A ministra da Saúde, Ana Paula Martins, afirmou que existem distritos com mortalidade infantil mais elevada e pediu às mães estrangeiras que procurem os serviços de saúde. A intervenção ocorreu após a apresentação de um relatório da DGS sobre o tema.
Martins destacou que as mães estrangeiras estão entre as mais vulneráveis e reforçou a colaboração com as juntas de freguesia para facilitar o acesso aos cuidados de saúde.

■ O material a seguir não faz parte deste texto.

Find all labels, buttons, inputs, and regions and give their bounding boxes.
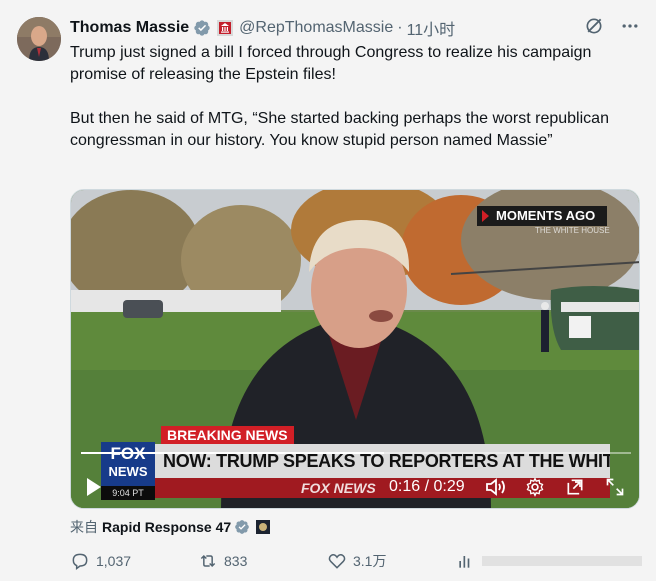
video-progress-fill [81,452,384,454]
settings-button[interactable] [525,476,545,498]
ticker-brand: FOX NEWS [301,480,376,496]
more-options-icon[interactable] [620,16,640,36]
volume-button[interactable] [485,476,507,498]
views-count-redacted [482,556,642,566]
reply-count: 1,037 [96,553,132,569]
volume-icon [486,478,505,496]
header-actions [584,16,640,36]
breaking-news-tag: BREAKING NEWS [161,426,294,444]
source-label: 来自 [70,519,98,535]
government-badge-icon [217,20,234,36]
fox-logo-top: FOX [101,445,155,463]
tweet-actions: 1,037 833 3.1万 [70,551,650,573]
video-player[interactable]: MOMENTS AGO THE WHITE HOUSE BREAKING NEW… [70,189,640,509]
tweet-paragraph-1: Trump just signed a bill I forced throug… [70,44,592,83]
play-button[interactable] [85,476,103,498]
author-name[interactable]: Thomas Massie [70,19,189,37]
source-verified-icon [235,520,249,534]
gear-icon [526,477,544,497]
tweet-text: Trump just signed a bill I forced throug… [70,42,640,174]
repost-count: 833 [224,553,248,569]
moments-ago-badge: MOMENTS AGO [496,208,596,223]
repost-icon [200,554,216,568]
avatar[interactable] [17,17,61,61]
separator-dot: · [397,19,403,36]
government-seal-icon [256,520,271,534]
heart-icon [328,554,346,569]
fox-logo-bottom: NEWS [108,464,148,479]
grok-icon[interactable] [584,16,604,36]
play-icon [87,478,101,496]
pip-button[interactable] [565,476,585,498]
repost-button[interactable]: 833 [198,551,247,571]
verified-badge-icon [194,20,210,36]
fullscreen-icon [606,478,624,496]
views-button[interactable] [456,551,642,571]
news-clock: 9:04 PT [101,486,155,500]
like-count: 3.1万 [353,553,387,569]
like-button[interactable]: 3.1万 [327,551,386,571]
author-handle[interactable]: @RepThomasMassie [239,19,393,37]
views-chart-icon [459,556,470,568]
reply-icon [72,553,88,570]
source-account[interactable]: Rapid Response 47 [102,519,231,535]
fox-news-logo: FOX NEWS [101,442,155,486]
video-timestamp: 0:16 / 0:29 [389,478,465,495]
location-caption: THE WHITE HOUSE [535,226,610,235]
fullscreen-button[interactable] [605,476,625,498]
tweet-header: Thomas Massie @RepThomasMassie · 11小时 [70,16,455,40]
post-time[interactable]: 11小时 [407,16,456,40]
headline-banner: NOW: TRUMP SPEAKS TO REPORTERS AT THE WH… [155,444,610,478]
reply-button[interactable]: 1,037 [70,551,131,571]
video-progress-track[interactable] [81,452,631,454]
tweet-card[interactable]: Thomas Massie @RepThomasMassie · 11小时 Tr… [0,0,656,581]
tweet-paragraph-2: But then he said of MTG, “She started ba… [70,110,609,149]
picture-in-picture-icon [567,479,583,495]
video-source: 来自 Rapid Response 47 [70,517,271,537]
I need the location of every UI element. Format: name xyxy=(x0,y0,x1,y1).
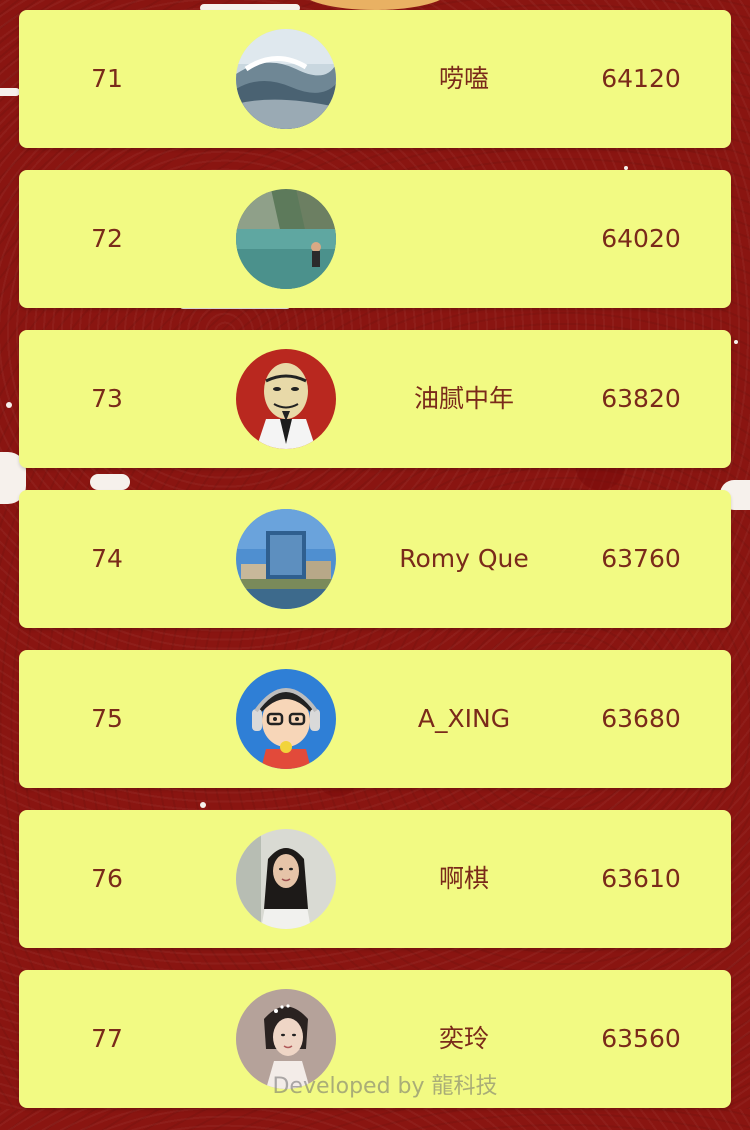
sparkle-decoration xyxy=(734,340,738,344)
score: 63680 xyxy=(601,704,681,733)
rank-number: 73 xyxy=(91,384,123,413)
nickname: Romy Que xyxy=(399,544,529,573)
developer-credit: Developed by 龍科技 xyxy=(272,1074,498,1099)
leaderboard-row[interactable]: 73 油腻中年 63820 xyxy=(19,330,731,468)
rank-number: 76 xyxy=(91,864,123,893)
score: 64120 xyxy=(601,64,681,93)
nickname: A_XING xyxy=(417,704,511,733)
score: 64020 xyxy=(601,224,681,253)
woman-portrait-avatar xyxy=(236,829,336,929)
leaderboard-row[interactable]: 75 A_XING 63680 xyxy=(19,650,731,788)
rank-number: 72 xyxy=(91,224,123,253)
rank-number: 74 xyxy=(91,544,123,573)
leaderboard-row[interactable]: 72 64020 xyxy=(19,170,731,308)
cartoon-headphones-avatar xyxy=(236,669,336,769)
leaderboard-row[interactable]: 71 唠嗑 64120 xyxy=(19,10,731,148)
nickname: 油腻中年 xyxy=(413,384,514,413)
rank-number: 75 xyxy=(91,704,123,733)
score: 63610 xyxy=(601,864,681,893)
leaderboard-row[interactable]: 76 啊棋 63610 xyxy=(19,810,731,948)
sun-decoration xyxy=(300,0,450,10)
sparkle-decoration xyxy=(6,402,12,408)
nickname: 啊棋 xyxy=(438,864,489,893)
rank-number: 71 xyxy=(91,64,123,93)
score: 63760 xyxy=(601,544,681,573)
lagoon-swimmer-avatar xyxy=(236,189,336,289)
masked-colonel-avatar xyxy=(236,349,336,449)
cloud-decoration xyxy=(0,88,20,96)
city-tower-avatar xyxy=(236,509,336,609)
leaderboard-row[interactable]: 74 Romy Que 63760 xyxy=(19,490,731,628)
score: 63820 xyxy=(601,384,681,413)
ocean-wave-avatar xyxy=(236,29,336,129)
nickname xyxy=(354,170,574,308)
nickname: 唠嗑 xyxy=(438,64,489,93)
leaderboard-list: 71 唠嗑 64120 72 64020 73 油腻中年 63820 74 Ro… xyxy=(19,10,731,1130)
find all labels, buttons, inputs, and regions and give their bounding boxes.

A atuação pretende aumentar a vigilância e a procura de assistência durante a gravidez.
Segundo o Relatório da Mortalidade fetal e Infantil 2022-2024, Portugal registou em 2024 um aumento nos óbitos de fetos com mais de 22 semanas de gestação e de crianças nascidas vivas que faleceram antes de completar um ano.
A taxa de mortalidade fetal subiu de 3,9 para 4,1 óbitos por 1.000 nascimentos entre 2022 e 2024, totalizando 346 óbitos em 2024, face a 325 em 2022 e 340 em 2023.
Apesar de manter uma das melhores performances da Europa e da OCDE, a ministra reconheceu que fatores sociodemográficos, como pobreza, influenciam os indicadores. Não obstante, afirmou que a situação requer vigilância adicional por parte de alguns concelhos e distritos.
Dados e ações em curso
O Governo mantém recomendações de uma comissão da DGS para avaliar óbitos infantis, com medidas em implementação e monitorização em curso. A ministra insistiu na importância da vigilância contínua da gravidez e na prevenção de fatores de risco.
Ana Paula Martins salientou que o aumento da mortalidade não resulta de falta de profissionais nas urgências, mantendo o foco na prevenção e no acompanhamento materno-infantil.
Unidade Neonatal e reorganização de urgências
A ministra inaugurou a Unidade de Cuidados Intensivos Neonatais do Hospital de Santa Maria, em Lisboa, destacando avanços na captação de recursos humanos e na qualidade do atendimento.
Questionada sobre críticas à centralização das urgências de ginecologia e obstetrícia em Loures, a ministra afirmou que as equipas locais asseguram condições para o arranque tranquilo da nova urgência no Hospital Beatriz Ângelo.
Relativamente à maternidade de Vila Franca de Xira, reiterou que todos os serviços permanecem ativos e que a partilha da urgência não altera a prestação de consultas ou o nascimento de crianças.
Monitorização e próximos passos
Martins garantiu que o processo de concentração de urgências será acompanhado, avaliado e ajustado conforme necessário, com foco na segurança clínica e na previsibilidade do funcionamento das equipas.